Reaction mass of glycerol, glycerol 1-formate, glycerol 2-formate, glycerol 1,2-diformate, glycerol 1,3-diformate and glycerol triformate

Administrative data

Endpoint:

in vivo mammalian somatic cell study: cytogenicity / erythrocyte micronucleus

Type of information:

experimental study

Adequacy of study:

weight of evidence

Reliability:

2 (reliable with restrictions)

Rationale for reliability incl. deficiencies:

data from handbook or collection of data

Justification for type of information:

This endpoint study record is part of a Weight of Evidence approach comprising of read-across from three studies for one analogue source substance. The results of the read-across studies agree as to the potential for genetic toxicity and are sufficient to fulfil the information requirements as further explained in the provided genetic toxicity endpoint summary.

Data source

Materials and methods

Test guidelineopen allclose all

GLP compliance:

not specified

Type of assay:

mammalian erythrocyte micronucleus test

Test material

Specific details on test material used for the study:

Reported as: Potassium hydrogen diformate (KHFo)

Test animals

Species:

rat

Strain:

not specified

Sex:

male/female

Administration / exposure

Route of administration:

intravenous

Vehicle:

Yes: not specified

Doses / concentrationsopen allclose all

No. of animals per sex per dose:

five male and five female rats

Positive control(s):

Yes: not specified

Examinations

Tissues and cell types examined:

Bone marrow blood cells were prepared at 24 and 48 hours post treatment and examined for micronucleated polychromatic erythrocytes.

Results and discussion

Additional information on results:

A decrease in the PCE/NCE ratio was observed when compared to the vehicle control. The group mean frequencies of micronucleated PCE at the 24-hour sampling time were comparable between the treatment and control groups. At the 48-hour sampling time there was an overall statistically significant trend. However, the authors noted that all group mean micronucleus frequencies were within the historical negative control range and, compared to the vehicle group, the increase was not statistically significant. It was concluded that KHFo did not increase the percentage of micronuclei in an in vivo rat bone marrow micronucleus test.

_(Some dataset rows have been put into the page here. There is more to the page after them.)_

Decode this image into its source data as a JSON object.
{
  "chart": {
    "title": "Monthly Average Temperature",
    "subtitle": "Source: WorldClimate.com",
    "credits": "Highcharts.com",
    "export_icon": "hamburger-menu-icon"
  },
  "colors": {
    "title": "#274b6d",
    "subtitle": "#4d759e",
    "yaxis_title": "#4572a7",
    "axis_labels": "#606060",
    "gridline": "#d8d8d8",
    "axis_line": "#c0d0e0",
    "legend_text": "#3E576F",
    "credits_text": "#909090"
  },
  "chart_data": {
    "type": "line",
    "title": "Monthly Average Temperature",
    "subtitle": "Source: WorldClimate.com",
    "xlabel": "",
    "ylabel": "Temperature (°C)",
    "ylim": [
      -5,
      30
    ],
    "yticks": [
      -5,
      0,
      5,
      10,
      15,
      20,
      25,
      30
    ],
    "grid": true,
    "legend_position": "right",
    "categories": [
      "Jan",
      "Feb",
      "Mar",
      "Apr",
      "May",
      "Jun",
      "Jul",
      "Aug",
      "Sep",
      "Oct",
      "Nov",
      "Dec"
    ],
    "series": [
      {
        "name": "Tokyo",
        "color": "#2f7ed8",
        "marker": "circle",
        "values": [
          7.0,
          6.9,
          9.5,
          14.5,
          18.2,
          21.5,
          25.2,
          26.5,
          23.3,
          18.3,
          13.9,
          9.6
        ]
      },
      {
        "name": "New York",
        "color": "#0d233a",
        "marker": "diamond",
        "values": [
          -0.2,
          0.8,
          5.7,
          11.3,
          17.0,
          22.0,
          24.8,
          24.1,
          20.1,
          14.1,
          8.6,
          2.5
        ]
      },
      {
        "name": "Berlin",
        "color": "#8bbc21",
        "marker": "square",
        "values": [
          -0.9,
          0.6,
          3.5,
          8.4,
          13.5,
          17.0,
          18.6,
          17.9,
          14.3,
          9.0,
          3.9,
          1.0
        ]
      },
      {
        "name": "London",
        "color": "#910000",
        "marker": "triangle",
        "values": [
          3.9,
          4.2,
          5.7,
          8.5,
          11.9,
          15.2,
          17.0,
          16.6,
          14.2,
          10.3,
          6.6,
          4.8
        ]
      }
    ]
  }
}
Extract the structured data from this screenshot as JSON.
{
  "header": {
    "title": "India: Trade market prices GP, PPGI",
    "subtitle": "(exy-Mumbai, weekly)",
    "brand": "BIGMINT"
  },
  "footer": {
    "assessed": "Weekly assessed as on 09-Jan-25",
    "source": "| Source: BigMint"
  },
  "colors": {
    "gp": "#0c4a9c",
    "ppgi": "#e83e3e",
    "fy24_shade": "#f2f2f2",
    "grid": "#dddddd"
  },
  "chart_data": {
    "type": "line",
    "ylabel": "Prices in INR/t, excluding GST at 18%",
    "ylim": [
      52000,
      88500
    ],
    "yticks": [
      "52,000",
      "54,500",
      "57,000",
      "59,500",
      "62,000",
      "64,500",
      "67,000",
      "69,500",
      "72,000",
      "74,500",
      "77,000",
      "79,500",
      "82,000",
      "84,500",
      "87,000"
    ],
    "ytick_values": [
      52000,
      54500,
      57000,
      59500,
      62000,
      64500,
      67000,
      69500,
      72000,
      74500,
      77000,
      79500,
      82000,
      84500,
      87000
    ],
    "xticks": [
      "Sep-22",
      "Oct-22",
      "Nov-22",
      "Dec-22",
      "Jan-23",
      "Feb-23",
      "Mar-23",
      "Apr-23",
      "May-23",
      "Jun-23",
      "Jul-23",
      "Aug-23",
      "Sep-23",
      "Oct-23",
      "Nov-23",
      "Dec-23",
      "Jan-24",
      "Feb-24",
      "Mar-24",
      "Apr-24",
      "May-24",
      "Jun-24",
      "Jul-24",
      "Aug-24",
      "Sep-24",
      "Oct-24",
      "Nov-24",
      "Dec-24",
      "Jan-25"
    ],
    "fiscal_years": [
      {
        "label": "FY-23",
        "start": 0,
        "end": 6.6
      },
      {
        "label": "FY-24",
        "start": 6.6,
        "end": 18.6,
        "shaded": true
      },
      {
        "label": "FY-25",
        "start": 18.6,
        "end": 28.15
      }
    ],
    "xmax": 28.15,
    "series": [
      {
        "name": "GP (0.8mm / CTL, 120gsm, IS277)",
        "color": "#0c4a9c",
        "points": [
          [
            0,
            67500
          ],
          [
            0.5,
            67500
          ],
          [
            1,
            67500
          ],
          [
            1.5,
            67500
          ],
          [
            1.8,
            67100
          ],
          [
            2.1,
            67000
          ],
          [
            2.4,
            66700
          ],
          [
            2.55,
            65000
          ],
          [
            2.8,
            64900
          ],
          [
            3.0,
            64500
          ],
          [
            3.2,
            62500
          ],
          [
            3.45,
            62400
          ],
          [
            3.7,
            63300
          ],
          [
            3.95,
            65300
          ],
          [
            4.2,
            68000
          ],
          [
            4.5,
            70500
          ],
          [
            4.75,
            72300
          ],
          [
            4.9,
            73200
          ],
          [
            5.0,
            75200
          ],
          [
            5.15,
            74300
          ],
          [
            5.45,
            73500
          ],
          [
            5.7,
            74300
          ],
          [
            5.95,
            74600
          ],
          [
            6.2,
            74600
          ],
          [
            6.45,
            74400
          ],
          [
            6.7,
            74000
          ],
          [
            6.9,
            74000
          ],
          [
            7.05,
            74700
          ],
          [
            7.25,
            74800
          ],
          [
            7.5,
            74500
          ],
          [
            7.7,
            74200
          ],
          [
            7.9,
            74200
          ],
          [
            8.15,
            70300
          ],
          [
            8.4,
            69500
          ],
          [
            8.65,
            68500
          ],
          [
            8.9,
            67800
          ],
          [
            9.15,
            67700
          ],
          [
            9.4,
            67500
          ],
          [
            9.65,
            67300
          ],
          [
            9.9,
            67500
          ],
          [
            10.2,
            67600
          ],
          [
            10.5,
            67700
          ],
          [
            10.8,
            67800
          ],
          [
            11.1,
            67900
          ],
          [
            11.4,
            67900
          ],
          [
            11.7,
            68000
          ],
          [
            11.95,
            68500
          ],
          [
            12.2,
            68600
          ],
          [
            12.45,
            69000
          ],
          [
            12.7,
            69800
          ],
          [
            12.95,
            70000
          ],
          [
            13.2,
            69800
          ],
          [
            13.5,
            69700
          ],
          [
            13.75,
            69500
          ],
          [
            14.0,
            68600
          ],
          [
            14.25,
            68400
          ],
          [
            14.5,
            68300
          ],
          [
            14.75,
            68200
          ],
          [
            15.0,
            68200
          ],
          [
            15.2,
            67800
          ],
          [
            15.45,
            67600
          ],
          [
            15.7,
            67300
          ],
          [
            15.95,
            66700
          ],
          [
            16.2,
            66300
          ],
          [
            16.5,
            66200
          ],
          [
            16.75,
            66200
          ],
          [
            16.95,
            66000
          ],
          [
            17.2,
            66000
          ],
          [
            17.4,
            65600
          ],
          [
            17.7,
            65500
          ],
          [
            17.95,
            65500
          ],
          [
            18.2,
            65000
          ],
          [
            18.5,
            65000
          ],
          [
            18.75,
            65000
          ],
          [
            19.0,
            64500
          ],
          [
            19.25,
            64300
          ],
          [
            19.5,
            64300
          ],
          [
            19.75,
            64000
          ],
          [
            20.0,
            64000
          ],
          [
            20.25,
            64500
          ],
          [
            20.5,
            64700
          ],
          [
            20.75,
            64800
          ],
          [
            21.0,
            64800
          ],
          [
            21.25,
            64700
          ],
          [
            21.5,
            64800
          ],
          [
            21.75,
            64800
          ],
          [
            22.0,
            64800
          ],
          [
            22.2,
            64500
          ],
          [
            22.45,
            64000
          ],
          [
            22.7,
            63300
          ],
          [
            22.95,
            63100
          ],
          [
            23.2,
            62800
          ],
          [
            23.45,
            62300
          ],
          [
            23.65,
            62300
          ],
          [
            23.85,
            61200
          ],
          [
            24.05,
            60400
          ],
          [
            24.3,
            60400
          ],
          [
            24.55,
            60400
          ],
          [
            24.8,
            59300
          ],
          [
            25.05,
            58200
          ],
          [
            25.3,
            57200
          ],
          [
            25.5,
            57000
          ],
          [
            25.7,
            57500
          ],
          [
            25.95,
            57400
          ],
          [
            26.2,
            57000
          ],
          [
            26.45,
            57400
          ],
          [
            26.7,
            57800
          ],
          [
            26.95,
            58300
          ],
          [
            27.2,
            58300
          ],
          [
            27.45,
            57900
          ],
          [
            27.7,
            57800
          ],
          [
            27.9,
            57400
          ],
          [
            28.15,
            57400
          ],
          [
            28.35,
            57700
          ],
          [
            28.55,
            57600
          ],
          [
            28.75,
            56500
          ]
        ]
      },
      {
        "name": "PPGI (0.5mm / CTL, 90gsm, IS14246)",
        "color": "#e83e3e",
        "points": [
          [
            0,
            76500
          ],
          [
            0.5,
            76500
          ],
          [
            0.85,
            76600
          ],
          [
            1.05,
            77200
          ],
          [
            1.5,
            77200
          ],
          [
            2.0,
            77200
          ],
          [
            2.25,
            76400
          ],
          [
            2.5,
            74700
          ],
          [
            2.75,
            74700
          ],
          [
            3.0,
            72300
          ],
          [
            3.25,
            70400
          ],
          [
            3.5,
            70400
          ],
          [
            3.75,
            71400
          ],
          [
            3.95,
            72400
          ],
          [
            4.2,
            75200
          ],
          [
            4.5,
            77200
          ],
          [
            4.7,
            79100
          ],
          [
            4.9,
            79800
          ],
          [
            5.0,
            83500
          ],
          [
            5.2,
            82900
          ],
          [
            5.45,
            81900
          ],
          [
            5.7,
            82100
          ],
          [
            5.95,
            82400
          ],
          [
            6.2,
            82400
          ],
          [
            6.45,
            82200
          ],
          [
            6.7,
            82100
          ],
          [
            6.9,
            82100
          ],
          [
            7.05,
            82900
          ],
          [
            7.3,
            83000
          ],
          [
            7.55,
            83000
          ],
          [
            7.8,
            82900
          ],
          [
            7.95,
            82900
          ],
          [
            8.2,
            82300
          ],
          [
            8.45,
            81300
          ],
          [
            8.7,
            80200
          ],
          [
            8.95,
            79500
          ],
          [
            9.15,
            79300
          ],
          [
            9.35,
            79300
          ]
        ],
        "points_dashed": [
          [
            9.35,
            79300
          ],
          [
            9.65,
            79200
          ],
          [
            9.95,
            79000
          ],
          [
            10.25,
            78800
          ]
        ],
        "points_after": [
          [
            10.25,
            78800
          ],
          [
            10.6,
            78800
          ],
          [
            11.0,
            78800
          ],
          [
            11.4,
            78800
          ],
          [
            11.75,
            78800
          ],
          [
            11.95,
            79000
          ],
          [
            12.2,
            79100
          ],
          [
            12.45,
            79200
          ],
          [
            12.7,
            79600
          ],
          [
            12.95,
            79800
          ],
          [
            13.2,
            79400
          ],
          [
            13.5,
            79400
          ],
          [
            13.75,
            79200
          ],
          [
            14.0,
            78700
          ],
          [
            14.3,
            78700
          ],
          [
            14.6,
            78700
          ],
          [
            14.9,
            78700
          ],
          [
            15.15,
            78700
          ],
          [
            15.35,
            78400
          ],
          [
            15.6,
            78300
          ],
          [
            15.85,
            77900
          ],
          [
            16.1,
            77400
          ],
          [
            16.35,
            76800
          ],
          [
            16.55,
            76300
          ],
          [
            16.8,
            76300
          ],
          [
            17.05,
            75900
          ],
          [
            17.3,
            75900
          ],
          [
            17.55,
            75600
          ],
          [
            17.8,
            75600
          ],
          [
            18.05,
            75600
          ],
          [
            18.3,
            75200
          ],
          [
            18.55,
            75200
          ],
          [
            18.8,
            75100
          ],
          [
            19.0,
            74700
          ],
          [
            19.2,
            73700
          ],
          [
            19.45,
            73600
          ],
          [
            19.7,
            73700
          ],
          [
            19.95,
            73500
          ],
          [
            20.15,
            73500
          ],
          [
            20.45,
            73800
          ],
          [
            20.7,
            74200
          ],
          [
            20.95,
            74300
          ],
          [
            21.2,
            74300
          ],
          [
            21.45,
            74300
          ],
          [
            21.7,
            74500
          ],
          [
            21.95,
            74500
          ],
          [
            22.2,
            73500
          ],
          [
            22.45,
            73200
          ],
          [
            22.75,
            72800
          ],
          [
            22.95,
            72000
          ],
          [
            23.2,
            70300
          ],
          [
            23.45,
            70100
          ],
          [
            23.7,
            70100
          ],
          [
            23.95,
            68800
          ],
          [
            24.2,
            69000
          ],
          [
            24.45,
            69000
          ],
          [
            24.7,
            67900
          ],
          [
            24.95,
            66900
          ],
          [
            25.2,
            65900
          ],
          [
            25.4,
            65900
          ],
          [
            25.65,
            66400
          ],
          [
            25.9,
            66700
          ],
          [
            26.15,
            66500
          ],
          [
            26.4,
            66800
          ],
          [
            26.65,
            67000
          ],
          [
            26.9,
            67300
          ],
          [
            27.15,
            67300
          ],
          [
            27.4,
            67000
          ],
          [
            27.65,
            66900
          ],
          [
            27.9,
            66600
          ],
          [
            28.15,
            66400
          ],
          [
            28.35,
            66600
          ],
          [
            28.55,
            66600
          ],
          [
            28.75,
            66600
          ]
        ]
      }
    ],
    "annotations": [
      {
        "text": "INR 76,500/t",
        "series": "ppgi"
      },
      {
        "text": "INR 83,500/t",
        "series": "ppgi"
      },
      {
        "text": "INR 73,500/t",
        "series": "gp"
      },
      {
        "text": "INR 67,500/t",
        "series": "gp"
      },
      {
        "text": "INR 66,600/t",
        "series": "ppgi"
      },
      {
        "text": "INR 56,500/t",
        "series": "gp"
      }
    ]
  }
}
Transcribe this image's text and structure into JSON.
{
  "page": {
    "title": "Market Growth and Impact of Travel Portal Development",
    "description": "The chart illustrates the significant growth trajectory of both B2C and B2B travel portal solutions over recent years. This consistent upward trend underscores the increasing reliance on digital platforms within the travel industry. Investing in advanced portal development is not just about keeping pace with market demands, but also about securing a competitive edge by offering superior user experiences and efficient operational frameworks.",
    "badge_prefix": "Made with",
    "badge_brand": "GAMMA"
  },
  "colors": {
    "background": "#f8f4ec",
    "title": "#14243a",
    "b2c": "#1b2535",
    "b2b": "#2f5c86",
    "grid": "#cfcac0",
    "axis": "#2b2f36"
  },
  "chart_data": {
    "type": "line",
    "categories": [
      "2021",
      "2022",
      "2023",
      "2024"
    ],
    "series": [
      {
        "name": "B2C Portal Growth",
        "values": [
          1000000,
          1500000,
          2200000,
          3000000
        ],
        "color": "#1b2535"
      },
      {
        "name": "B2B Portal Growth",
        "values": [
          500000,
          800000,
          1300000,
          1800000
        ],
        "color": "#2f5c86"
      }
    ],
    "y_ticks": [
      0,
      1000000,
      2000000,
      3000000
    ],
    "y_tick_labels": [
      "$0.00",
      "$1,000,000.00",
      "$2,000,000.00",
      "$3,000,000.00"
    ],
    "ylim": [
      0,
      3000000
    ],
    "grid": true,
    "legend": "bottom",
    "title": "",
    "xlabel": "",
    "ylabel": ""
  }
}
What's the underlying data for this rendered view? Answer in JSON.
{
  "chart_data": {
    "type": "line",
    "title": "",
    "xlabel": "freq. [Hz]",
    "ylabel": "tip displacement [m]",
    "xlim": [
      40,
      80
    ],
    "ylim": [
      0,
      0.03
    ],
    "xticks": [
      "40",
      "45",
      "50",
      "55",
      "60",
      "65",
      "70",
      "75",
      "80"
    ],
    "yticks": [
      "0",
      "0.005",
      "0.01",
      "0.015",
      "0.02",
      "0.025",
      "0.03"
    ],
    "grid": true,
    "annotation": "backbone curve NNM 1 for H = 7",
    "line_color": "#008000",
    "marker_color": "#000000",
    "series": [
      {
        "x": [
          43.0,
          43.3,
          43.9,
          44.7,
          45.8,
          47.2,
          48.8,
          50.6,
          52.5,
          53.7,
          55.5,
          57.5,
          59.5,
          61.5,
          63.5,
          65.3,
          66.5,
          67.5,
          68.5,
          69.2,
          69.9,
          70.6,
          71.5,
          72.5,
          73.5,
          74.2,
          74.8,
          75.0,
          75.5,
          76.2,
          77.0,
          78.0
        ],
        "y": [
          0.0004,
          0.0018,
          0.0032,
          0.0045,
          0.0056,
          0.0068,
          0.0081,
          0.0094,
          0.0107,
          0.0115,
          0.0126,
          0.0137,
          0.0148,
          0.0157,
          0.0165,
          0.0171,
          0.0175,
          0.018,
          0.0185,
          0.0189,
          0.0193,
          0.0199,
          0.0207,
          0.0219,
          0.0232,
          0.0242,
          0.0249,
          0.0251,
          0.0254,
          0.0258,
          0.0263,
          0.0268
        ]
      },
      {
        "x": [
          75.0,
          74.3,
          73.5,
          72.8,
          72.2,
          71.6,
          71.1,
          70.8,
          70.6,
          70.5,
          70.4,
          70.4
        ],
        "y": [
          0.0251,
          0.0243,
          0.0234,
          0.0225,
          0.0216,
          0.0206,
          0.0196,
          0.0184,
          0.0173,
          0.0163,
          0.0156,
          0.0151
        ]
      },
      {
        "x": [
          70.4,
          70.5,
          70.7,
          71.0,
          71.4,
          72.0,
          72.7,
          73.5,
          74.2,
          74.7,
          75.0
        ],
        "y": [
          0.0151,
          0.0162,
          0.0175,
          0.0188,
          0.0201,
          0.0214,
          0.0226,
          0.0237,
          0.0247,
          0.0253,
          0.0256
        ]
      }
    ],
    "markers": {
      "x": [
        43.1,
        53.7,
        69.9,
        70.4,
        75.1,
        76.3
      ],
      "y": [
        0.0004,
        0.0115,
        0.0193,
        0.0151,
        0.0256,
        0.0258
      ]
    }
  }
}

Applicant's summary and conclusion

Conclusions:

KHFo did not increase the percentage of micronuclei in an in vivo rat bone marrow micronucleus test.

Executive summary:

The analogue source substance SS4 did not increase percent of micronuclei in an in vivo rat bone marrow micronucleus test performed in accordance with OECD Test Guideline 474 when tested at doses of up to 50 mg/kg bw. In this study, rats (5/sex) were intravenously administered SS4 and bone marrow blood cells were prepared at 24 and 48 hours post treatment and examined for micronucleated polychromatic erythrocytes. A decrease in the PCE/NCE ratio was observed when compared to the vehicle control. The group mean frequencies of micronucleated PCE at the 24-hour sampling time were comparable between the treatment and control groups. At the 48-hour sampling time there was an overall statistically significant trend. However, the authors noted that all group mean micronucleus frequencies were within the historical negative control range and, compared to the vehicle group, the increase was not statistically significant. It was concluded that KHFo did not increase the percentage of micronuclei in an in vivo rat bone marrow micronucleus test.